Are you familiar with the Bible story about the wife of a man named Lot?  When Lot and his family were told to run away from the city of Sodom as God was destroying it, God told them not to look back.  Lot’s wife looked back and instantly turned into a pillar of salt!  Jesus himself made a reference to this woman whose life was taken in judgment but what Jesus said leaves a lot unsaid.  Its context is found in a discussion Jesus had with His disciples about the end times, and how God would eventually send judgment upon a world who has rejected His offer of life.

He spoke but three words:  “Remember Lot’s wife.”  He didn’t elaborate or go into detail.  He made an allusion to a woman who had lived more than 2000 years earlier, yet her memory was so imbedded in the psyche of those who listened that to make a point all he had to do was to say, “Remember Lot’s wife.”

To understand this powerful allusion, you need some background.  Who was this woman?  Why did the lightning of judgment strike her?  What do we learn from her that relates to our lives today?

When Moses wrote about the drama in the book of Genesis, he identified her as being the wife of Abraham’s nephew whose name was Lot.  This man had left Haran with Abraham and was part of that entourage that walked hundreds of miles together.  They were family. They sat by the campfire at night and looked up at the stars and talked and joked together.  Once they entered into the land that we know as Israel today, God blessed them.  Their flocks and herds grew. Finally, there wasn’t enough pasture and water for both Abraham’s flock and Lot’s, so being the peacemaker that he was, Abraham said, “Lot, take your choice.  If you go left, I’ll go right.  I want no conflict between us.”

That was when Lot looked towards the fertile Jordan Valley and chose the green pastures near Sodom, probably at the southern end of the Dead Sea.  There he prospered, but there he also faced a dilemma which also confronts parents today.  How do you raise Godly kids in a depraved world, for Sodom was known for its rampant, sexual sin.

God is patient, but there is an end to his patience.  Eventually, God sent two angelic messengers instructing Lot and his family to leave.  The message was simple:  “Flee for your lives!  Don’t look back, and don’t stop anywhere in the plain!”  The record tells us that as they were fleeing, Lot’s wife looked back, just once, thinking, “Surely one last fleeting glance can’t matter,” but it did, and she faced the consequences of her failure.

What does this teach us today?  In the context of what Jesus was saying, it is a sober reminder that we must maintain a loose attachment to the things that seem so important to us here–homes, cars, investments and things.  Relationships, especially relationship with God, are more important than things.

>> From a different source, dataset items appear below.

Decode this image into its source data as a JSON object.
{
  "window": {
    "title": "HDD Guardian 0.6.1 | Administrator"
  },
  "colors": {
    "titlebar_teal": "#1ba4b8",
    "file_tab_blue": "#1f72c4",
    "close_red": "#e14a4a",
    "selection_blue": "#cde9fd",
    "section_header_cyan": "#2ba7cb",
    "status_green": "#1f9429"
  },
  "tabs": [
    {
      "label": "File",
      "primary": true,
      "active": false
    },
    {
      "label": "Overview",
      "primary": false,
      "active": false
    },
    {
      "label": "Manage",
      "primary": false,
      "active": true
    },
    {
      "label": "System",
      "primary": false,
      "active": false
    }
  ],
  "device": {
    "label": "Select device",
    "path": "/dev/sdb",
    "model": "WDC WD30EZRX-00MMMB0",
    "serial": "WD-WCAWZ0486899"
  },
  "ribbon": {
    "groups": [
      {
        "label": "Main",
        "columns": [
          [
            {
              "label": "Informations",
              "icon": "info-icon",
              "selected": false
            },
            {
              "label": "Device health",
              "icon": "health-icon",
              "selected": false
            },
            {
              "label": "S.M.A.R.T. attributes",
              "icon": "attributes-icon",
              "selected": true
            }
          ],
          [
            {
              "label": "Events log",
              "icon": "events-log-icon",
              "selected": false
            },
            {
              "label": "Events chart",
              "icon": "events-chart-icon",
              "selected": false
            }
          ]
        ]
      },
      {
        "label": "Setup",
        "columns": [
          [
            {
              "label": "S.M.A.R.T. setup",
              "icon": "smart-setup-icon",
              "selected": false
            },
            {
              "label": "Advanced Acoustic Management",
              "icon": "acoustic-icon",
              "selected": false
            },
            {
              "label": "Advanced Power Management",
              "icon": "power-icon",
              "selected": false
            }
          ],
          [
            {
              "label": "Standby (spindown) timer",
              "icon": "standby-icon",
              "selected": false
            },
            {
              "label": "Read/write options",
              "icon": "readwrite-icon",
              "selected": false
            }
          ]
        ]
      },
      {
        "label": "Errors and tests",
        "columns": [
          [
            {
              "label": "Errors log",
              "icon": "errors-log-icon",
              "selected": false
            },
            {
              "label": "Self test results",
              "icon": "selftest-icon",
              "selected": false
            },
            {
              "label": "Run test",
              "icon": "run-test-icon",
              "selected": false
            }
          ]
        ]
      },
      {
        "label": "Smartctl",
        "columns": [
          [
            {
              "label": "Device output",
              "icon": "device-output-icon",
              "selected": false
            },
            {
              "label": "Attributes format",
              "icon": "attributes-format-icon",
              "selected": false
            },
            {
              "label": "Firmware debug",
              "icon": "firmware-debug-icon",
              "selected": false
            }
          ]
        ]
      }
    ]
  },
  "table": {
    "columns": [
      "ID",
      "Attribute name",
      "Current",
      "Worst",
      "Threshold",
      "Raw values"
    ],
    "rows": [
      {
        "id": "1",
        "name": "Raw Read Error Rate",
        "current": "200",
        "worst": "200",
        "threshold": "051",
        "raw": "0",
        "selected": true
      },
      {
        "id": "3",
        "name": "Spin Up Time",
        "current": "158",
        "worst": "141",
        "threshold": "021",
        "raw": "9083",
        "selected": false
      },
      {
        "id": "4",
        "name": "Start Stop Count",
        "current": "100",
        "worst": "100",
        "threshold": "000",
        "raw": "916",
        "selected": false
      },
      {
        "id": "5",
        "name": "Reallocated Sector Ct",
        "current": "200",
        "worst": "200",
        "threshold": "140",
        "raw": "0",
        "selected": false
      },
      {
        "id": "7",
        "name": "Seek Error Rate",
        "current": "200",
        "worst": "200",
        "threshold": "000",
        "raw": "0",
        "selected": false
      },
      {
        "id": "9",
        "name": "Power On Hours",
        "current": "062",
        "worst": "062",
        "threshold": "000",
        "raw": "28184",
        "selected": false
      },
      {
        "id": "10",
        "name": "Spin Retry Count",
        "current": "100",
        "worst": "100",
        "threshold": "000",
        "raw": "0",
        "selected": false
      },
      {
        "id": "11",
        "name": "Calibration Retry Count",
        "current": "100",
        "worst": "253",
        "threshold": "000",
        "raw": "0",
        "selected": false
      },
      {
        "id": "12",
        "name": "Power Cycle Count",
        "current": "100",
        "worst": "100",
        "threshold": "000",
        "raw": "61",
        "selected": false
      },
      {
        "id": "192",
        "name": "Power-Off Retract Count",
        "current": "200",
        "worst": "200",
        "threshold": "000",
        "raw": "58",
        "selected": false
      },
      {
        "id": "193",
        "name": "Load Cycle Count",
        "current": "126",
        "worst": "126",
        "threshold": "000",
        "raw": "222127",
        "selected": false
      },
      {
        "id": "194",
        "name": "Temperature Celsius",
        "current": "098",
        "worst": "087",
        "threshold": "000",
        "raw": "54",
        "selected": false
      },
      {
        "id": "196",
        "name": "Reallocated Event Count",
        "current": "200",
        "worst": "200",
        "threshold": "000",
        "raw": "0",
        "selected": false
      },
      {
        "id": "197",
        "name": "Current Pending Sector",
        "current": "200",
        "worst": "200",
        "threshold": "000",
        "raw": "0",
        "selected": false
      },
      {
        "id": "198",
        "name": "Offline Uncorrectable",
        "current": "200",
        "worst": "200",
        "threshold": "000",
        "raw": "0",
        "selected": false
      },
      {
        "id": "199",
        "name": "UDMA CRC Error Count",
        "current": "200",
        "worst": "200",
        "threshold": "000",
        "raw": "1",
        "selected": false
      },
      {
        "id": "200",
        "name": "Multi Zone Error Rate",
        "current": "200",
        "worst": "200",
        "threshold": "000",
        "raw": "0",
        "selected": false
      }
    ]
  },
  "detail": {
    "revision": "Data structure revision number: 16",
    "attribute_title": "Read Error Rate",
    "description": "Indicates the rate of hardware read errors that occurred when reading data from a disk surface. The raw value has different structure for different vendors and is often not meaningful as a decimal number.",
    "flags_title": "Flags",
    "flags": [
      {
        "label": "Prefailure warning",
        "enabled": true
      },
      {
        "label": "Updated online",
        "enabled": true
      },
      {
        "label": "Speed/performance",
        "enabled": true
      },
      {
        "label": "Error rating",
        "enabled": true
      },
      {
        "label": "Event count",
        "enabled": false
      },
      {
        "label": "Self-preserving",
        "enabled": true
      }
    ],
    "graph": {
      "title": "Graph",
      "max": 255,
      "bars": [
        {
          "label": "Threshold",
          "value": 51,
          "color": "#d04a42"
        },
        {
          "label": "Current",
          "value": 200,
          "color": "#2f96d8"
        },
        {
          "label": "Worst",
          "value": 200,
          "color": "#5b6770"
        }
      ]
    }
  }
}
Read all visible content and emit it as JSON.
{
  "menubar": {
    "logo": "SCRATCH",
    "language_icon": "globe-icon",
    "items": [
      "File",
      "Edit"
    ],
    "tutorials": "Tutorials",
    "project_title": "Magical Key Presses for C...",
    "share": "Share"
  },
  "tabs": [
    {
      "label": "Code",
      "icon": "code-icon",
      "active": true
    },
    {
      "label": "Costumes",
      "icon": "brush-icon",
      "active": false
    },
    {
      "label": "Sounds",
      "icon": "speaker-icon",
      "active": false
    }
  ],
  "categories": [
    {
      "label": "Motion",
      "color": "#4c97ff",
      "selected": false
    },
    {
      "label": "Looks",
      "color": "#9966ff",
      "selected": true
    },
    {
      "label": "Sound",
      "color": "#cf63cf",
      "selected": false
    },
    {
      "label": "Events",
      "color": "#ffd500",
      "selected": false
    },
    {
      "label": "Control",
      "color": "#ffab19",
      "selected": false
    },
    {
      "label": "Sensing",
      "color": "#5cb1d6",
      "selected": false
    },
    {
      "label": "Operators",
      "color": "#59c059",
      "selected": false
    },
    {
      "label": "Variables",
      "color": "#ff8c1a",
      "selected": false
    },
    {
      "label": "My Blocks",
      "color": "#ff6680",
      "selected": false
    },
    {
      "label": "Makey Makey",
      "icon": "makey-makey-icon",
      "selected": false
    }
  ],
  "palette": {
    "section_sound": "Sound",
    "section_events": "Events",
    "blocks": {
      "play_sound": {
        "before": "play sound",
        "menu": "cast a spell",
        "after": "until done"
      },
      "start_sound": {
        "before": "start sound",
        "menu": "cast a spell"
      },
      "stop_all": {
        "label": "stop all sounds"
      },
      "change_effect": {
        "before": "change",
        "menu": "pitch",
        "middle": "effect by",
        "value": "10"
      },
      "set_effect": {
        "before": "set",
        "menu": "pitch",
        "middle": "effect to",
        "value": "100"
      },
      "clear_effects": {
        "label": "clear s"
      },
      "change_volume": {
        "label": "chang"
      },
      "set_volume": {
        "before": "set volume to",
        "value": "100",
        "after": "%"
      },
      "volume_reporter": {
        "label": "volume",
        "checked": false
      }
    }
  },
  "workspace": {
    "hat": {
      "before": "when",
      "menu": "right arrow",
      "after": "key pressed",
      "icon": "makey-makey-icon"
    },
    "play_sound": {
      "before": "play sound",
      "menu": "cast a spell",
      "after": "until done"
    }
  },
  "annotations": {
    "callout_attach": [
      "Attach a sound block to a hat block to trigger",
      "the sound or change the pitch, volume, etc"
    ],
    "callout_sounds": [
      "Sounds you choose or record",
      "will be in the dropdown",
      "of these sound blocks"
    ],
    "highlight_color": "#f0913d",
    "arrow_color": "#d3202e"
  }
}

A second lesson is that a divided heart can never please God.  Remember, Jesus also said that no person can serve both God and the world system.  The Christian writer and speaker, Corrie ten Boom, used to say that we ought to hold loosely to our possessions because it hurts too much when God pries them out of our hands.

Jesus’ three simple words, “Remember Lot’s wife,” tell us that God means what he says.  He never says, “Well, we’ll forget about it this time, but next time I really mean it.”

If she could have only seen that God was preserving them and protecting them from the judgment which was to fall on Sodom, how forward focused, with eyes on God, she might have been.  The bottom line:  Don’t look back at what you’ve left to follow God.